Rouge et noir, comme les deux couleurs qui ressortent de cette bobine, aussi bien esthétiquement (cf la photo de Vilmos Zsigmond) que symboliquement (le sang, la mort...), et qui dans le même temps irriguent tout le cinéma de Brian De Palma, en particulier durant la période charnière 1975-1985, au cours de laquelle se succèdent nombre de films obéissant à ce code couleur, à partir de "Sisters" jusqu'à "Body Double", parmi lesquels "Obsession", "Carrie", "Dressed To Kill" et donc "Blow Out".
Dans ce dernier, Brian De Palma multiplie les références à Hitchcock, je me permets par conséquent d'adresser à "Blow Out" le même type de critique que pour certaines œuvres du Maître britannique ("Rear Window", "Vertigo"...) : à savoir un film brillantissime dans sa mise en scène, mais plus anecdotique au niveau de son scénario.
En parlant de références : le titre choisi apparaît de toute évidence comme un clin d'œil à "Blow Up" d'Antonioni, au pitch similaire, tandis que la problématique "acoustique" de l'intrigue rend hommage à "The Conversation" de Coppola. Fin de la parenthèse.
D'une part, De Palma nous offre donc en 1981 une mise en scène innovante, intelligente, truffée de moments de bravoure (comme cette mise en abîme dans la séquence introductive, cette course poursuite effrénée en voiture, ou cette agression finale en plein feu d'artifice).
Son travail respire l'amour du cinéma, et d'ailleurs son thriller se mue à l'occasion en très bon documentaire sur le métier de preneur de son.
D'autre part, De Palma scénariste se contente hélas d'un polar assez banal (dont l'intrigue s'inspire de l'accident de Ted Kennedy à Chappaquiddick), au sein duquel on relève quelques incohérences et maladresses.

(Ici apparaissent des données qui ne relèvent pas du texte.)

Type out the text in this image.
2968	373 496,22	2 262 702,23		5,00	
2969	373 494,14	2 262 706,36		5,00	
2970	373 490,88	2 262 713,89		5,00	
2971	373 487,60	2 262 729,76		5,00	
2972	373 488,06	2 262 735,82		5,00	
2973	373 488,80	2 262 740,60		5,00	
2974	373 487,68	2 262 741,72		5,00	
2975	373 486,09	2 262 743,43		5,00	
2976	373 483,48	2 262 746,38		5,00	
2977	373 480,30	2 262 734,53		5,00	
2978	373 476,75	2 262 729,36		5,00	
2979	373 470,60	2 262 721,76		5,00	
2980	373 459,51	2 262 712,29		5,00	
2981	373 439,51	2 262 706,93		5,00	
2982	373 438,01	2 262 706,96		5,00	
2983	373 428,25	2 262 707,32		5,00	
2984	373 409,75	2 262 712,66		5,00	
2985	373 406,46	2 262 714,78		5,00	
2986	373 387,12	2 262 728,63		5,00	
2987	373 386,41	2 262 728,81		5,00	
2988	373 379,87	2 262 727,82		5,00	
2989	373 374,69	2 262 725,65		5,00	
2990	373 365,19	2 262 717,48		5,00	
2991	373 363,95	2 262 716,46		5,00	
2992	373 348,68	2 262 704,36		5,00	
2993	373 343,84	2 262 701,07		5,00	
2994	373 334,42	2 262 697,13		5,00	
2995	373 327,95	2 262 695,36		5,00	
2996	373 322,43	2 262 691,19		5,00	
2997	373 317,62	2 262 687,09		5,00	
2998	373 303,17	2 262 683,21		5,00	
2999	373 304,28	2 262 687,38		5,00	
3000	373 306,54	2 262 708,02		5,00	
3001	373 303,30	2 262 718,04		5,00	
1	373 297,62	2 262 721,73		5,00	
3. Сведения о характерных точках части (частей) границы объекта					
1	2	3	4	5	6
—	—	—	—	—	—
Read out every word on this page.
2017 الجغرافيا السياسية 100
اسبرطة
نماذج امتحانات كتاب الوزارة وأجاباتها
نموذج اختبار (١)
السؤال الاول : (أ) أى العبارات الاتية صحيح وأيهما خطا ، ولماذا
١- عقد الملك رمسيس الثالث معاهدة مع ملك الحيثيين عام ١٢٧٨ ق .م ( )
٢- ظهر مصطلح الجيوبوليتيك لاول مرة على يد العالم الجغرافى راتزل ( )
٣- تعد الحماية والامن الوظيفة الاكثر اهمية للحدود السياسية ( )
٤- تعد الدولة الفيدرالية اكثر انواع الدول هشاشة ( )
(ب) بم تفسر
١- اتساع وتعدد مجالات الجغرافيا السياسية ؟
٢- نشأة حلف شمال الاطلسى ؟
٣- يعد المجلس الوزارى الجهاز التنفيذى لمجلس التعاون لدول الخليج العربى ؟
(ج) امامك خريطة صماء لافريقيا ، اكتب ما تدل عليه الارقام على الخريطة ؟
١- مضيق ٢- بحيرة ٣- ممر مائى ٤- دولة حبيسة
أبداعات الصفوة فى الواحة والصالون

Heureusement, le dénouement particulièrement cruel et cynique offre une remarquable issue qui referme joliment la boucle initiale, avec un ultime plan de Travolta abasourdi.
Pour résumer, on retrouve dans "Blow Out" tout le talent d'un cinéaste au style personnel affirmé (les fameux split screens, la dualité réalité/fiction, des mouvements de caméra inimitables) qui aura fait de lui une référence durant une quinzaine d'années, mais dont le manque de renouvellement lui sera ensuite préjudiciable.
A noter que dans la VF, c'est Gérard Depardieu himself qui assure le doublage de John Travolta!